Les correspondants des médias étrangers en Algérie sont désormais fixés. Le ministère de la communication chargé de renouveler leur accréditation chaque année leur a clairement fait savoir que le document leur permettant de travailler dans le pays ne leur sera pas remis cette fois-ci.

Aucune explication n’a cependant été fournie aux concernés qui se disent stupéfaits par cette mesure. Une certitude : la décision a été prise peu de temps avant l’ouverture de la campagne présidentielle.
Christian Lecompte est le premier de la série à faire les frais de cette mesure. Correspondant du Temps Suisse et de la Radio Suisse romande, il se fait convoquer au mois de février par le ministère de la communication qui l’informe alors qu’« on ne souhaite pas lui renouveler l’accréditation pour l’année 2004 ». Sans plus. « En fait, déclare-t-il, j’ai été reçu par le chef de cabinet du ministère, c’est lui qui m’a appris cette nouvelle surprenante.
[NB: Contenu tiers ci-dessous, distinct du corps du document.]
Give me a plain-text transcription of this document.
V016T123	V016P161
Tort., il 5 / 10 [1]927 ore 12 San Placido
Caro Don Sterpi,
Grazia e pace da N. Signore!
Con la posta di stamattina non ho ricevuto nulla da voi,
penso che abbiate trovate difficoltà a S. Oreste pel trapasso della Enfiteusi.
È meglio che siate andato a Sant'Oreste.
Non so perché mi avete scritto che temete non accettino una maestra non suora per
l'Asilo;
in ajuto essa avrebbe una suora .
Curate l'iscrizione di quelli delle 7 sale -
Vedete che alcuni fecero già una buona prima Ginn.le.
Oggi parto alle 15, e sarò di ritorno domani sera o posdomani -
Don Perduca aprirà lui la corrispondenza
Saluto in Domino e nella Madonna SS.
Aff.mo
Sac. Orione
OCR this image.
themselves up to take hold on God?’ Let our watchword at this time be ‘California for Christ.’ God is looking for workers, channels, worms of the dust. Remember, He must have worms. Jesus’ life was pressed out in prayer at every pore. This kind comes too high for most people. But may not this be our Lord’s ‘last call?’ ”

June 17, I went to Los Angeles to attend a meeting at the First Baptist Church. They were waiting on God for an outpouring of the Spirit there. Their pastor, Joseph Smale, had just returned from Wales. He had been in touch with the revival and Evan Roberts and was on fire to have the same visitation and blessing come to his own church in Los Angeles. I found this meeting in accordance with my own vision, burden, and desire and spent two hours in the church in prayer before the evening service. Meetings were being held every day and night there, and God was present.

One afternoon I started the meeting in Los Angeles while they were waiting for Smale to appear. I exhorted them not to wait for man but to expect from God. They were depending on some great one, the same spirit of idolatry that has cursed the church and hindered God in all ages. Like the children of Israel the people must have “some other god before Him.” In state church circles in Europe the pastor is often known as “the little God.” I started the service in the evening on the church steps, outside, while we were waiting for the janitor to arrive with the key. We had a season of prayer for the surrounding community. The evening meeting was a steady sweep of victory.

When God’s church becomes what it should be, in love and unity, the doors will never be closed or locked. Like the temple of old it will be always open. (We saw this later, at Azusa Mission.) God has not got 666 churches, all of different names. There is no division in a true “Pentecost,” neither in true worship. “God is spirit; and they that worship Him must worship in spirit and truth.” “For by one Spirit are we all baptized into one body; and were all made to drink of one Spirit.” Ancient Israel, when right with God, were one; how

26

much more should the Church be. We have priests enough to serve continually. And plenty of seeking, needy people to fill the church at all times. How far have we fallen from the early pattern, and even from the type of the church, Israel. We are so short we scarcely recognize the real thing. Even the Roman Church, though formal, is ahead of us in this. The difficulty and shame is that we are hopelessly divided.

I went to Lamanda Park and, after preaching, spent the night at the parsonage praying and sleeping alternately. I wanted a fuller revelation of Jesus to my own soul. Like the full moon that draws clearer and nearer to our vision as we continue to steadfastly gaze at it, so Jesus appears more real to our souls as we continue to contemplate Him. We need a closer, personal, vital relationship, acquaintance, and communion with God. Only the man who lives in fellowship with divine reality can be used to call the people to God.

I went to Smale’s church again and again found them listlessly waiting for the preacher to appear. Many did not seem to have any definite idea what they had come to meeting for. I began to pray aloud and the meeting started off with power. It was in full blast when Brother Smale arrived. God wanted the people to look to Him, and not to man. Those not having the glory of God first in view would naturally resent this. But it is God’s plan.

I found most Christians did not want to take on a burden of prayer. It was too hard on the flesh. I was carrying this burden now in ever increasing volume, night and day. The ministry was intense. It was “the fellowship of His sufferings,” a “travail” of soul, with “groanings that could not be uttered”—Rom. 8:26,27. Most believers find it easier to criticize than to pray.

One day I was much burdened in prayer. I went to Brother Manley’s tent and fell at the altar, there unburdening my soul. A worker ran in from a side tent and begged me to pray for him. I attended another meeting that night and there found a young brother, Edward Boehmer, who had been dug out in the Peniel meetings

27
Je pensais sincèrement avoir été convoqué pour la remise de ma carte. » Christian Lecompte se dit avoir été d’autant plus surpris qu’aucune explication ne lui a été fournie par son interlocuteur qui lui promet seulement de lui transmettre un courrier qui n’arrivera jamais en fait. « Les médias pour lesquels je travaille ont réagi en envoyant des lettres de protestation aux autorités concernées. » Dans sa lettre, la radio Suisse romande fait part de son étonnement et « constate que cette décision intervient à quelques jours de l’élection présidentielle ». Le média interprète ce fait comme « une censure à l’égard de la radio et de leur collègue qui a couvert l’actualité algérienne avec objectivité ».
Le journal Le Temps proteste, lui aussi, auprès du ministère de la communication qui ne réagit pas. L’histoire ne s’arrête pas là. L’ambassadeur de Suisse s’informe à son tour auprès des concernés. Le discours qui lui est tenu est tout autre. Le journaliste raconte : « Je me trouvais en Suisse lorsque l’ambassadeur m’a appris que ma situation était réglée et que je pouvais rentrer en Algérie pour y travailler de nouveau. » En mai, il rentre rassuré et téléphone au ministère de la communication pour récupérer sa carte. Réponse négative. Les autorités campent sur leurs positions. Mais les doutes de Christian Lecompte portent sur le contenu d’un certain nombre de papiers qui auraient, à son avis, déplu aux autorités. « L’un des articles paru dans Le Temps rapportait des propos tenus durant une réunion du FLN de Benflis. Dans la salle, les militants scandaient "Bouteflika dictateur", c’est sur cette phrase que le journal a titré mon papier. Mais à côté de cela, on m’a fait également comprendre que j’allais souvent en Kabylie. Je n’ai fait que mon travail. »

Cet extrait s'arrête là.